La gente a veces está tan enfocada en lo superficial que no ve lo que realmente importa.
El amor, la conexión, el destino… todo eso está ahí, aunque no lo veas a veces, solo hace falta creer un poquito.—
Ángel miró a su amigo como si estuviera hablando en un idioma extranjero.—¿Creer en qué? ¿En el amor eterno?
¿En que todo tiene un propósito?.
Te lo repito, la gente se engaña a sí misma, y lo peor es que lo creen.
Miguel dio un sorbo a su cerveza, como si estuviera disfrutando de la conversación, pese a las diferencias.
—No estoy diciendo que todo el mundo lo entienda.
Yo creo— continuó él— Creo que lo que pasa es que tú nunca has experimentado algo tan profundo.
Te has mantenido alejado de todo eso, sin arriesgarte a sentir algo verdadero, ¿no?—
Ángel se rió nuevamente, esta vez de manera más contenida. —Te equivocas, amigo. Yo sí he experimentado cosas, pero no todo se trata de encontrarse con alguien y ponerle un nombre a lo que sea que suceda. —y con una pequeña sonrisa continuó diciendo.—
He tenido muchas noches, y créeme, No necesito un hilo rojo para saber cómo funciona esto.
Las mujeres, los romances… no son más que momentos fugaces.
No busco algo profundo, solo busco diversión y compañía sin complicaciones, en eso hasta ahora me ha ido bastante bien.
Miguel lo miró con escepticismo, aunque también un poco de curiosidad.
—¿Y nunca te has detenido a pensar en lo que tal vez te falta?.
Quiero decir, sí, te va bien con las mujeres.
Las conquistas con tus palabras, tu labia de poeta.
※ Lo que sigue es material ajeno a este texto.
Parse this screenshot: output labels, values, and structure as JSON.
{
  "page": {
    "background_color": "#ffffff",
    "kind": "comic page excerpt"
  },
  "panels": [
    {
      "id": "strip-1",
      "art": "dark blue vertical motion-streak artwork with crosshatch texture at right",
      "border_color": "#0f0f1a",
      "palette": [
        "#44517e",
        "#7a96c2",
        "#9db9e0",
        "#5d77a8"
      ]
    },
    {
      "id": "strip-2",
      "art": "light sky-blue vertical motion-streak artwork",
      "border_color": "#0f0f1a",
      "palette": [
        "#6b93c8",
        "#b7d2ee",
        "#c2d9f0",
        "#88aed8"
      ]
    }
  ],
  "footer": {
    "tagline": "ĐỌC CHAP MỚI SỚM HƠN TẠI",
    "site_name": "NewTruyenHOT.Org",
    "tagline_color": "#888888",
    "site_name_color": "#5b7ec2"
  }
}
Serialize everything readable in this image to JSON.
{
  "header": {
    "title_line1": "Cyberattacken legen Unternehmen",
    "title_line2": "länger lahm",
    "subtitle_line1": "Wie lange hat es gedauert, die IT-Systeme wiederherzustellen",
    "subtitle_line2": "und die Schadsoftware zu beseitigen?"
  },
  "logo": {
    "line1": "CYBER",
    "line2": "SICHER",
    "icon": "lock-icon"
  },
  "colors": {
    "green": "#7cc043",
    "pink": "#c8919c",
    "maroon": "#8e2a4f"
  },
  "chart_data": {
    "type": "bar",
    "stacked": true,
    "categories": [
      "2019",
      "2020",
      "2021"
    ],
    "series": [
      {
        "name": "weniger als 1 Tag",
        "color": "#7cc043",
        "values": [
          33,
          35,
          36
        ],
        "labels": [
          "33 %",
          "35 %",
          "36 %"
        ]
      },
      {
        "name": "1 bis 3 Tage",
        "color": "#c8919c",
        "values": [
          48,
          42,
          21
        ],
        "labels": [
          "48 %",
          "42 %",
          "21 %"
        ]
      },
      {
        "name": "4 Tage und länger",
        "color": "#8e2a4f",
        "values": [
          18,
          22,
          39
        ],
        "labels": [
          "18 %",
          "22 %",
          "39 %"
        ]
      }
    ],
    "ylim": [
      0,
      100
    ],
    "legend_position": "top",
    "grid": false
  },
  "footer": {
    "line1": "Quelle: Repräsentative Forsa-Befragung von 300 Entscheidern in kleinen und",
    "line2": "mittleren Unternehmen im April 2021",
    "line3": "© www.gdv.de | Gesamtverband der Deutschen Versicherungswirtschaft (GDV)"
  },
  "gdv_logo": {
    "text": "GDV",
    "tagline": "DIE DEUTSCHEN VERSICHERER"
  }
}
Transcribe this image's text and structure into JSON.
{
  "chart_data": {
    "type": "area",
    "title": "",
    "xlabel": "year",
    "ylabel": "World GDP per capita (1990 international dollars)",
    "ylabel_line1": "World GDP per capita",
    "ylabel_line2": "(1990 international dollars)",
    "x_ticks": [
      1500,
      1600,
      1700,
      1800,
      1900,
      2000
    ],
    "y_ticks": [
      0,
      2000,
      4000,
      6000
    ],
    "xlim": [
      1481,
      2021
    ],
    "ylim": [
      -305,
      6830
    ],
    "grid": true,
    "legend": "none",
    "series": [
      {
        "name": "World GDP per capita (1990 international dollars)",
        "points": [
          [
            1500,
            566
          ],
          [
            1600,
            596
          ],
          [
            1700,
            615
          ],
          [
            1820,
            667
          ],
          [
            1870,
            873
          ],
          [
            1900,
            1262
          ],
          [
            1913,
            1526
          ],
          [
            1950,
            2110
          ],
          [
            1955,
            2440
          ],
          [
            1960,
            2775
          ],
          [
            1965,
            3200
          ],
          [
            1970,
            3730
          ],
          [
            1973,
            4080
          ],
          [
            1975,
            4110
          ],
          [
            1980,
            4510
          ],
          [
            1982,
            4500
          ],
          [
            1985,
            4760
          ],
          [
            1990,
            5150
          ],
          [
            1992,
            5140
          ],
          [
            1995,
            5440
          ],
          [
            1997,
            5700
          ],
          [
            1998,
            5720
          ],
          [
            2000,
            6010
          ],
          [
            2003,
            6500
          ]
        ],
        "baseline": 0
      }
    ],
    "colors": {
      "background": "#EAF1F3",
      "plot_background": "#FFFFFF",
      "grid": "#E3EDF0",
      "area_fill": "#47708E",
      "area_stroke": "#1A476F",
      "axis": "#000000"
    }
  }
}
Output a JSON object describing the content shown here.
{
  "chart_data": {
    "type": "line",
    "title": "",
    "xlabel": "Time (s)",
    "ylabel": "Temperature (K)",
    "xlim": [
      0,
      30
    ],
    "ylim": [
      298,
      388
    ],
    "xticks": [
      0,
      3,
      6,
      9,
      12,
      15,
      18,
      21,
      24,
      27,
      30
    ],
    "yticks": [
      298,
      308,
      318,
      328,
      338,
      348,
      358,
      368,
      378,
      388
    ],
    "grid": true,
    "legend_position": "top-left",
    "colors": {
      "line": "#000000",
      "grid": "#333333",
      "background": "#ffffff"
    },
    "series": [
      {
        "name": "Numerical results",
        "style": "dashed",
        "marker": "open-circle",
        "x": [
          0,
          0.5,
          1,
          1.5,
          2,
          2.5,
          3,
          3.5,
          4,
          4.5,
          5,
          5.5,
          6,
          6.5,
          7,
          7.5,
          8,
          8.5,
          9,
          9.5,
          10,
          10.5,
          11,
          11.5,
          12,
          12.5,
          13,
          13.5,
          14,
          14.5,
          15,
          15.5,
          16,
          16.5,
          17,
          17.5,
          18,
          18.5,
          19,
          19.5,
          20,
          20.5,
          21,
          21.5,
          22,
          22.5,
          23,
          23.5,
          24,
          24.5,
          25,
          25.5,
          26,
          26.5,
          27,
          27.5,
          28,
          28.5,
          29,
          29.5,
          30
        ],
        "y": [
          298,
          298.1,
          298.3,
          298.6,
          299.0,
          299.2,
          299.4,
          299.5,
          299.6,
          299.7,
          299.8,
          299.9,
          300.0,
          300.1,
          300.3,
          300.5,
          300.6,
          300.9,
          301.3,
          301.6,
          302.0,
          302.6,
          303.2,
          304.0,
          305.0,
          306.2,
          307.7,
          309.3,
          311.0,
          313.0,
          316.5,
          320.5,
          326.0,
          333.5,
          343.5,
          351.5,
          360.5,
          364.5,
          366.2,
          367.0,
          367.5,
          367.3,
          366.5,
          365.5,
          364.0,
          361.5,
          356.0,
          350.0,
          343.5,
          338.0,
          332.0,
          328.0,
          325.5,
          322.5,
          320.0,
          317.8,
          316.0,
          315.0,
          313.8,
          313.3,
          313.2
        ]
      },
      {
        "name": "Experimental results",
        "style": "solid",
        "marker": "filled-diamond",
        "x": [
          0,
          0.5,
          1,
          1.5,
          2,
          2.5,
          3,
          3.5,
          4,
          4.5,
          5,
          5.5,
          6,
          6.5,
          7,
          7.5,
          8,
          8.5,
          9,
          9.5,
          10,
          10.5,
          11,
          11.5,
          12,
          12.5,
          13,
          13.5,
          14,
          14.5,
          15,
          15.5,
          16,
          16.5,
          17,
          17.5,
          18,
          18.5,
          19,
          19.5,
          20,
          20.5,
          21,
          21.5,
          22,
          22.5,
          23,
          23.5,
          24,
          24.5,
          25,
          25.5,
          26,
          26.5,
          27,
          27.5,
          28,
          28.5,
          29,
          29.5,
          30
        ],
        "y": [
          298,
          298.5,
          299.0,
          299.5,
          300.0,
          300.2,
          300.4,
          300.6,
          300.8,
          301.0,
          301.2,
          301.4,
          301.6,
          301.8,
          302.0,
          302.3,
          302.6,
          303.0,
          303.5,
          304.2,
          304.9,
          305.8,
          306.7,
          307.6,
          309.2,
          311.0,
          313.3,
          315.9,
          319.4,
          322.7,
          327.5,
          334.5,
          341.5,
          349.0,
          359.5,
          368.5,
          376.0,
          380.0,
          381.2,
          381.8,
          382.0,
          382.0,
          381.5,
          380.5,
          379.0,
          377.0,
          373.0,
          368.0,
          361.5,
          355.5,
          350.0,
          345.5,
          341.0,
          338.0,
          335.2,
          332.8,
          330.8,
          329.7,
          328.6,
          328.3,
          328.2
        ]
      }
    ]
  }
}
Pero… ¿no crees que algo más podría estar esperándote? Algo real, no solo una noche y adiós.
Ángel se encogió de hombros, mirando a su alrededor mientras las luces de la ciudad comenzaban a brillar más intensamente.
Lo real es lo que hay, lo que yo veo es que no necesito un cuento de hadas, ni una historia romántica para sentirme bien conmigo mismo.
El amor, el destino… eso suena como un truco barato para distraer a las personas de la verdad.
La gente no se conecta de forma mágica, se conecta porque hay química, porque hay algo en común y lo demás es puro teatro.
Miguel suspiró y tomó otro trago de cerveza. —Lo que pasa Ángel, es que nunca has dejado que el amor verdadero te encuentre y tal vez, cuando menos lo esperes, ese hilo rojo te atrapará sin que lo puedas evitar.— y mirando a su amigo le agregó—
"Ángel el pececito colgado de un hilo"— no pudo evitar la risa.
Ángel se quedó en silencio por un momento, mirando a su amigo con una mezcla de curiosidad y desdén.
—Eso lo veremos, Porque hasta ahora, no ha aparecido ningún hilo rojo, ni me han atraído historias de amor eterno.
Yo sigo mi camino, y la verdad me parece mucho más divertido.
Miguel lo observó por un instante, con una sonrisa en los labios. —El problema es que tú estás buscando lo fácil, Ángel. Y a veces, lo que es fácil no es lo que realmente nos llena.
Ángel soltó una risa sin mucho entusiasmo, pero no contestó,Pero en su interior, algo le decía que la conversación aún no había terminado.
Quizá había algo de cierto en lo que Miguel decía o quizás, solo quizás, los dos estaban tan atrapados en sus propias creencias que era imposible llegar a un acuerdo.
Mientras tanto, las cervezas seguían desapareciendo de sus vasos, y la noche continuaba su ritmo, como un eterno enredo de posibilidades.